Calling the interest rate rise “inevitable,” she said it was a necessary step in the normalization of monetary policy.
But the typical depositor may see little if any benefit from higher rates, having already gained nil on trillions of yen in deposits during the long years of near-zero rates.
“Banks are boasting of raising interest on deposits by 100 times . . . but that’s only raising rates from 0.001 percent to 0.1 percent,” Ogiwara said. “If you deposit 1 million yen, it will only pay 1,000 yen a year in interest.”
There are some time-deposit accounts promising annual interest rates of 3 percent to 5 percent, but there is often a catch, Ogiwara said.
In many cases, the higher rates apply only for the first few months. Depositors are meanwhile required to keep their money in the account for an extended period, or have to purchase financial products from the bank — on which they earn fees.
While interest rates are still low and banks look to boost revenue from ATM fees and commissions on investment trusts and other products, Ogiwara said there are few attractive, low-risk investment options for the average saver other than government bonds.
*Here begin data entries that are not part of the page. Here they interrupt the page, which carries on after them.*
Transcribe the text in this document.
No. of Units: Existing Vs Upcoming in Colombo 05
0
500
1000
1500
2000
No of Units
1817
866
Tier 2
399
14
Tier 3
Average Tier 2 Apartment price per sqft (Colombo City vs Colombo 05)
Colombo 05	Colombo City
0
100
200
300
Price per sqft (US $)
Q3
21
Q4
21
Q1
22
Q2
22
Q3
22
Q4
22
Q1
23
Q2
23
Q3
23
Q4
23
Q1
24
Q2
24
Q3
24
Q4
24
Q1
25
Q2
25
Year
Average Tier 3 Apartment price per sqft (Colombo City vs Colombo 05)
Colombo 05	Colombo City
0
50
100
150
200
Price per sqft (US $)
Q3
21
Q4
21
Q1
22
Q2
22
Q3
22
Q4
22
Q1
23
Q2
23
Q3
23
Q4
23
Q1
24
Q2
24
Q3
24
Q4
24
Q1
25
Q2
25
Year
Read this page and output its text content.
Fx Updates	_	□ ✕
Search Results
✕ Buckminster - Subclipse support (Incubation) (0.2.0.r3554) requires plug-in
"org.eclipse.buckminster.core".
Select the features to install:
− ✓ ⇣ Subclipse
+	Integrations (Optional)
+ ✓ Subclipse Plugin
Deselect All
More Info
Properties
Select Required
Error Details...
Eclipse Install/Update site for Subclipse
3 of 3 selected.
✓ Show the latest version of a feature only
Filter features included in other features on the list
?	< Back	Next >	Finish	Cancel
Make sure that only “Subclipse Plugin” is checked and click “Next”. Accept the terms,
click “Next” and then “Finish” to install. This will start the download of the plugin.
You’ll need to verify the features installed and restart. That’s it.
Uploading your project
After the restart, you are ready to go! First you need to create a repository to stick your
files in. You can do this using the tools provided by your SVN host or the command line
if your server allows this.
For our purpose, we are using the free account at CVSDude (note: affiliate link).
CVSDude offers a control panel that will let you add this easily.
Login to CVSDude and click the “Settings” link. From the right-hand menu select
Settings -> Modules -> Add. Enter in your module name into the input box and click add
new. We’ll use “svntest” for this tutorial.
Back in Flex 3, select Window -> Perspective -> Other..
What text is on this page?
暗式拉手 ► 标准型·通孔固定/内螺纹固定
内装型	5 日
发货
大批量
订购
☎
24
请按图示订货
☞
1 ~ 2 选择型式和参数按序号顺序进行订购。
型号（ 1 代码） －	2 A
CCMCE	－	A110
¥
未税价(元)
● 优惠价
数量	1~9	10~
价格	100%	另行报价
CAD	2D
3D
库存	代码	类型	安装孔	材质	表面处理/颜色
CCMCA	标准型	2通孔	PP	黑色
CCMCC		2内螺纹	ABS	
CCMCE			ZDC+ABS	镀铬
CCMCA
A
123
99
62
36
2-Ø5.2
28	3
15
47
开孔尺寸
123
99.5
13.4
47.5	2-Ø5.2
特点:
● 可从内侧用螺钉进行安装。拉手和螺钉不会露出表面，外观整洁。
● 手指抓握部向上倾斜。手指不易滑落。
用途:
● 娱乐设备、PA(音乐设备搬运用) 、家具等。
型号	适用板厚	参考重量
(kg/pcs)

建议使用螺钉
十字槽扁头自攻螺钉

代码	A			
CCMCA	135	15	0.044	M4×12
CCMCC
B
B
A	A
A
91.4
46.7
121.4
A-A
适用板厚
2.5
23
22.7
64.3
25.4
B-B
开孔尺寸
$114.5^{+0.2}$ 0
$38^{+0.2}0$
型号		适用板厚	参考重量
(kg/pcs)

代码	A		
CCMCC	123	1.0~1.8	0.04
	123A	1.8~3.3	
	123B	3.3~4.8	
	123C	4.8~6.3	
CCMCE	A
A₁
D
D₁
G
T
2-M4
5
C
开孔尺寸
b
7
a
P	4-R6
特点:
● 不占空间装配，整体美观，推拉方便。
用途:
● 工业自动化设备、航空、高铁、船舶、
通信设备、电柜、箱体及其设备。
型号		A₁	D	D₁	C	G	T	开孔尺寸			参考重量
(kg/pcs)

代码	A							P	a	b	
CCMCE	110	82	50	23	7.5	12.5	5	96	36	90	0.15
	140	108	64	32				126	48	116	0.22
Gambling hard-earned money on stocks is a no-no, especially at a time of global uncertainty amid rising oil prices and political crises in the Middle East, Ogiwara said.
She advises people instead to avoid borrowing and to speed up payment of their mortgages and other loans because banks are raising the cost of debt for consumers.
With a 35-year, 30 million yen mortgage, for example, an increase in interest rates from 2.5 percent to 3 percent translates to 3.5 million yen in additional interest charges, Ogiwara said.
“On the other hand, if you pay off 1 million yen (of your mortgage) right away, for example, you can cut your long-term interest charges by 2 million yen (over the period of the loan). There’s no other investment that is so attractive,” Ogiwara said.
“The same goes for purchasing goods. Don’t borrow money, and buy things with cash,” she said, pointing out that borrowing costs are still far higher than most people can earn from investment.